At the turn of the millennium, Melbourne saw an organic, spontaneous blossoming of street art. It manifested in stencils sprayed onto bluestone laneways, in massive paste-up murals adorning railway bridges, and ad-hoc street art happenings in dirty rubble-strewn city spaces.

Melbourne street artists became both subcultural heroes and public enemies – depending on who you asked. Despite the howls of protests from some, Melbourne’s street art came to be one of the city’s key cultural calling cards, duly named by Lonely Planet as among its top tourist attractions.

Then and Now, a new show opening on Friday in a derelict Collingwood warehouse space, showcases the work of three of Melbourne’s early street art pioneers – HahaDlux and Sync – but also reveals where these artists have arrived at in 2014.

Now and then
Street artists (l-r) Dlux, Haha and Sync.

“Certainly there is an element of nostalgia in the show,” says James Dodd (aka Dlux). “What we were doing back then seems a bit rudimentary now. There is a lot more money in it now. Perhaps our mindset was naive in the sense that it wasn’t tainted by money, but we hope this show provides a catalyst and a context for those conversations to take place.”

The show is divided into two large spaces – the “then” part of the show containing old-style stencil art, and the “now” section displaying more complex recent works. The three artists have collaborated on several large murals in which the canvasses are bursting with juxtaposed stencils of familiar pop culture faces making political statements such as “Abbott voters unwelcome here” and “Bomb me”. These, along with a series of somewhat malevolent faces on old street signs, appear almost retro and staid in this context.

ned
Ned’s Head by Haha

The most interesting work comes from the artists’ newer creations. One of Haha’s central motifs is Ned Kelly, and his Ned’s Head triptych is now part of the National Gallery collection. Some of Haha’s Kelly stencils are displayed here,displaying his mastery of the stencilling technique as well as the cultural allusion to the artist as outlaw.

Sync
Daliesque motifs: a new work by Sync.

Sync’s new work sees him moving into a modernist, surrealist direction while still retaining a street art aesthetic. His work delivers an energy-packed, kaleidoscopic wonderland where street art and Daliesque motifs coexist.

Hammerhead shark
Dlux’s Hammerhead shark.

Dlux’s recent works attempt to capture the “scrawls” of tagging in both surburban and rural settings, incorporating them into often naturalistic landscape work. In one standout piece, a hammerhead shark swims into the deep blue with the darkness of the ocean illustrated by graffiti scrawls the artist collected up in Arnhem Land, where the shark is a totem animal.

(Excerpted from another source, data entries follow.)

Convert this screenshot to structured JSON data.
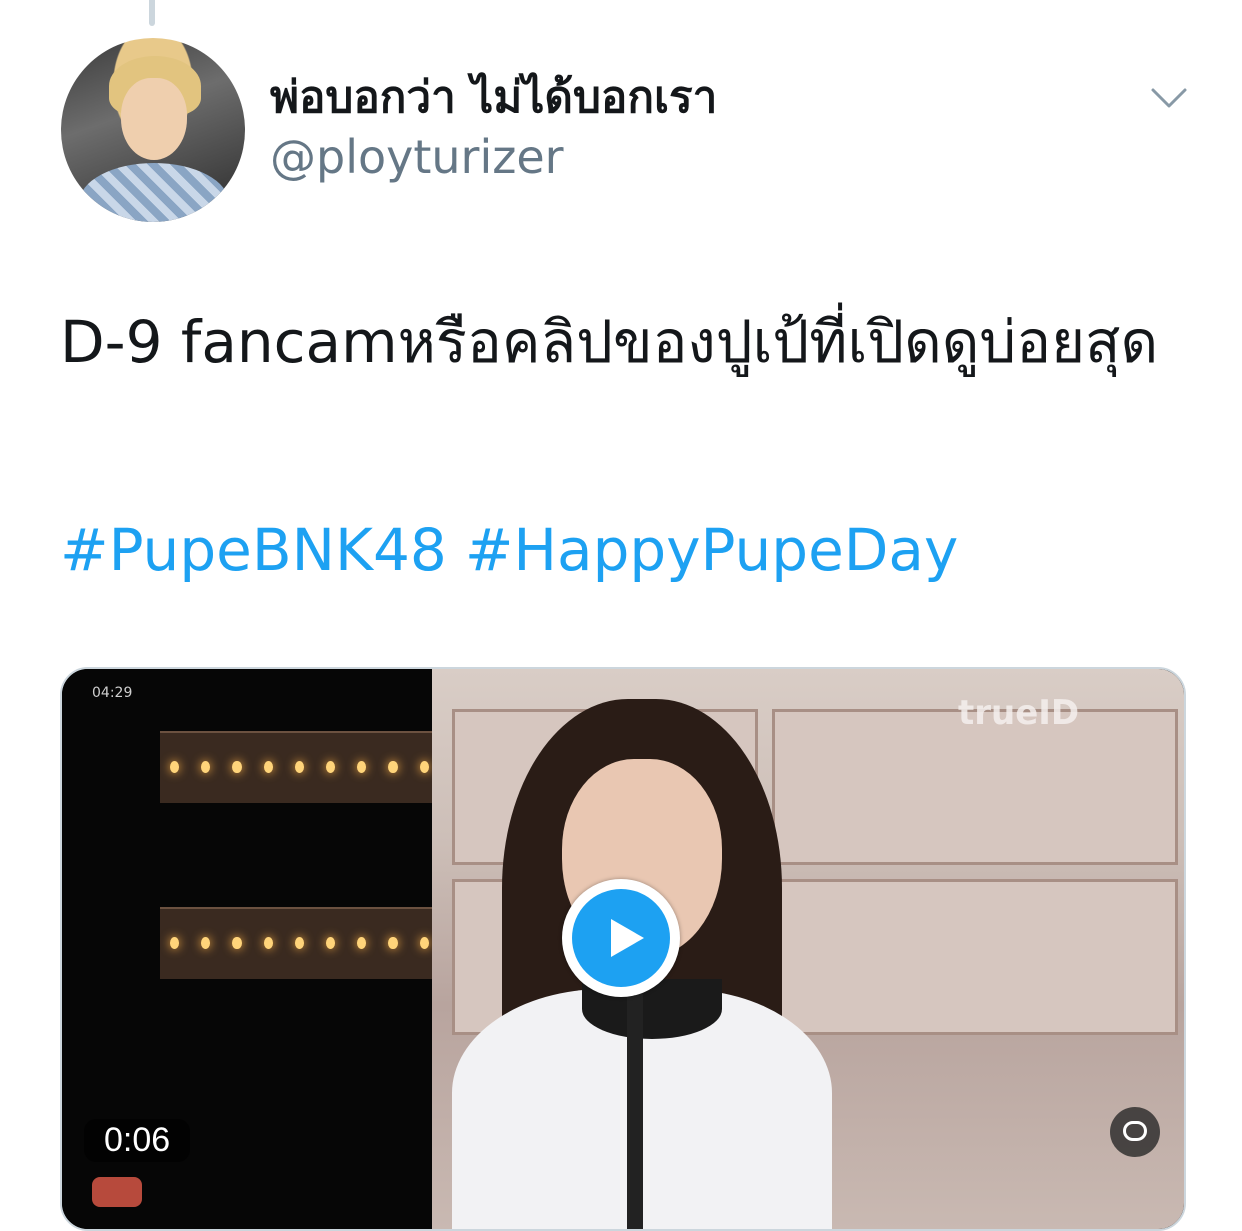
{
  "tweet": {
    "display_name": "พ่อบอกว่า ไม่ได้บอกเรา",
    "handle": "@ployturizer",
    "text": "D-9 fancamหรือคลิปของปูเป้ที่เปิดดูบ่อยสุด",
    "hashtags": [
      "#PupeBNK48",
      "#HappyPupeDay"
    ],
    "accent_color": "#1da1f2"
  },
  "media": {
    "type": "video",
    "duration": "0:06",
    "watermark": "trueID",
    "osd_time": "04:29",
    "play_icon": "play-icon",
    "caption_icon": "captions-icon"
  },
  "icons": {
    "menu": "chevron-down-icon"
  }
}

Peppered with welcome nostalgia, Then and Now charts the evolution of the Melbourne street art scene into something able to transcend a purely commercial trajectory, demonstrating how it can connect on the broader canvasses of Australian cultural identity and our natural environment.

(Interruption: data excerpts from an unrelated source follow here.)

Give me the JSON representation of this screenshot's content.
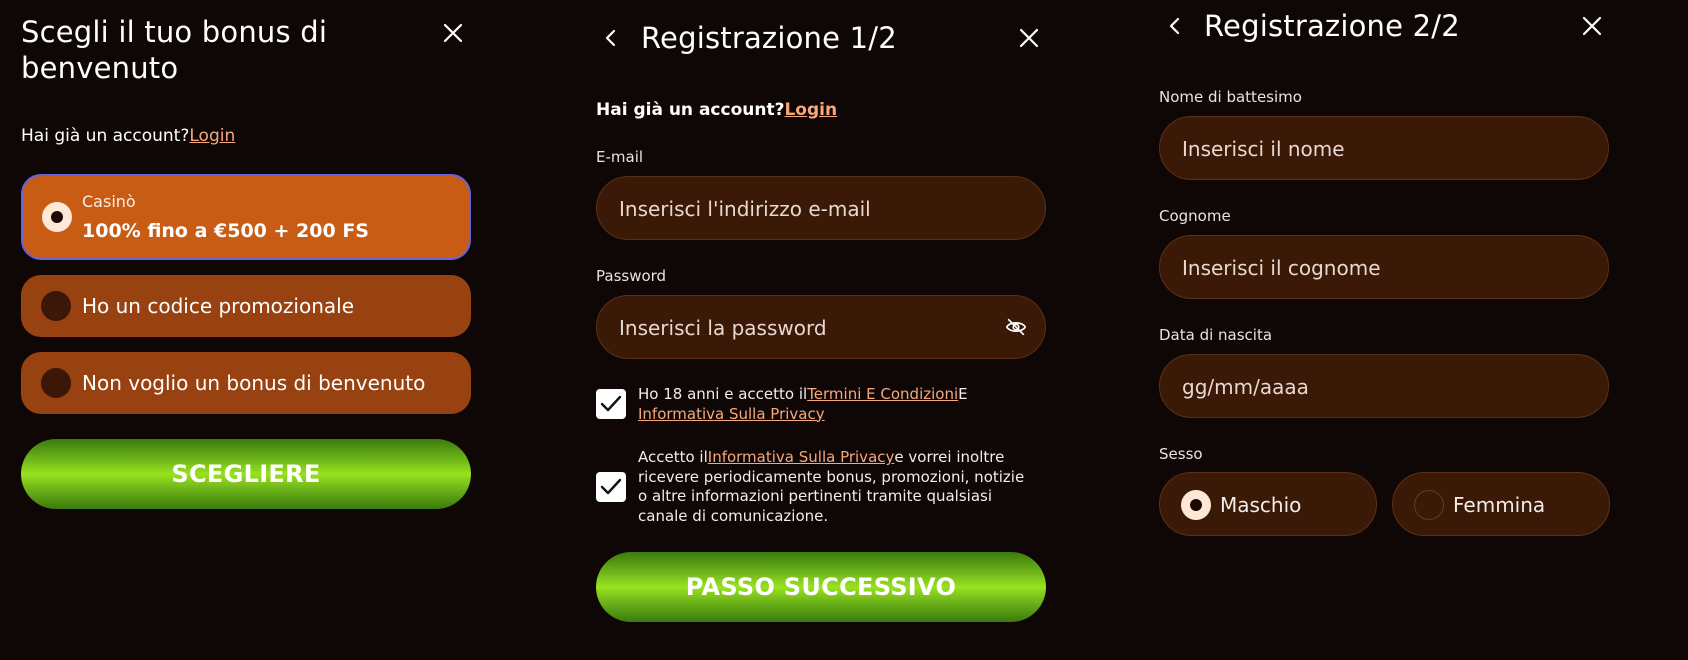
{
  "panel1": {
    "title": "Scegli il tuo bonus di benvenuto",
    "login_prompt": "Hai già un account?",
    "login_link": "Login",
    "options": [
      {
        "label": "Casinò",
        "sublabel": "100% fino a €500 + 200 FS",
        "selected": true
      },
      {
        "label": "Ho un codice promozionale",
        "selected": false
      },
      {
        "label": "Non voglio un bonus di benvenuto",
        "selected": false
      }
    ],
    "cta": "SCEGLIERE"
  },
  "panel2": {
    "title": "Registrazione 1/2",
    "login_prompt": "Hai già un account?",
    "login_link": "Login",
    "email_label": "E-mail",
    "email_placeholder": "Inserisci l'indirizzo e-mail",
    "password_label": "Password",
    "password_placeholder": "Inserisci la password",
    "terms": {
      "prefix": "Ho 18 anni e accetto il",
      "link1": "Termini E Condizioni",
      "mid": "E ",
      "link2": "Informativa Sulla Privacy",
      "checked": true
    },
    "marketing": {
      "prefix": "Accetto il",
      "link": "Informativa Sulla Privacy",
      "suffix": "e vorrei inoltre ricevere periodicamente bonus, promozioni, notizie o altre informazioni pertinenti tramite qualsiasi canale di comunicazione.",
      "checked": true
    },
    "cta": "PASSO SUCCESSIVO"
  },
  "panel3": {
    "title": "Registrazione 2/2",
    "first_name_label": "Nome di battesimo",
    "first_name_placeholder": "Inserisci il nome",
    "last_name_label": "Cognome",
    "last_name_placeholder": "Inserisci il cognome",
    "dob_label": "Data di nascita",
    "dob_placeholder": "gg/mm/aaaa",
    "gender_label": "Sesso",
    "gender_options": [
      {
        "label": "Maschio",
        "selected": true
      },
      {
        "label": "Femmina",
        "selected": false
      }
    ]
  },
  "icons": {
    "close": "close-icon",
    "back": "chevron-left-icon",
    "eye": "eye-off-icon",
    "check": "checkmark-icon"
  },
  "colors": {
    "background": "#0e0705",
    "selected_option": "#c85c15",
    "option": "#984211",
    "field": "#3a1907",
    "link": "#f6a87a",
    "cta_green": "#9ae21f",
    "selected_border": "#6a63d8"
  }
}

“This is very much a Melbourne thing, because Melbourne is where street art got its momentum in Australia,” says Dlux. “We hope this show will appeal to those who were around when we were first out there making this art, as well as bringing in a new generation. Certainly we wouldn’t do this show in a commercial gallery. We wanted to maintain the connection to street art’s political and punk roots.”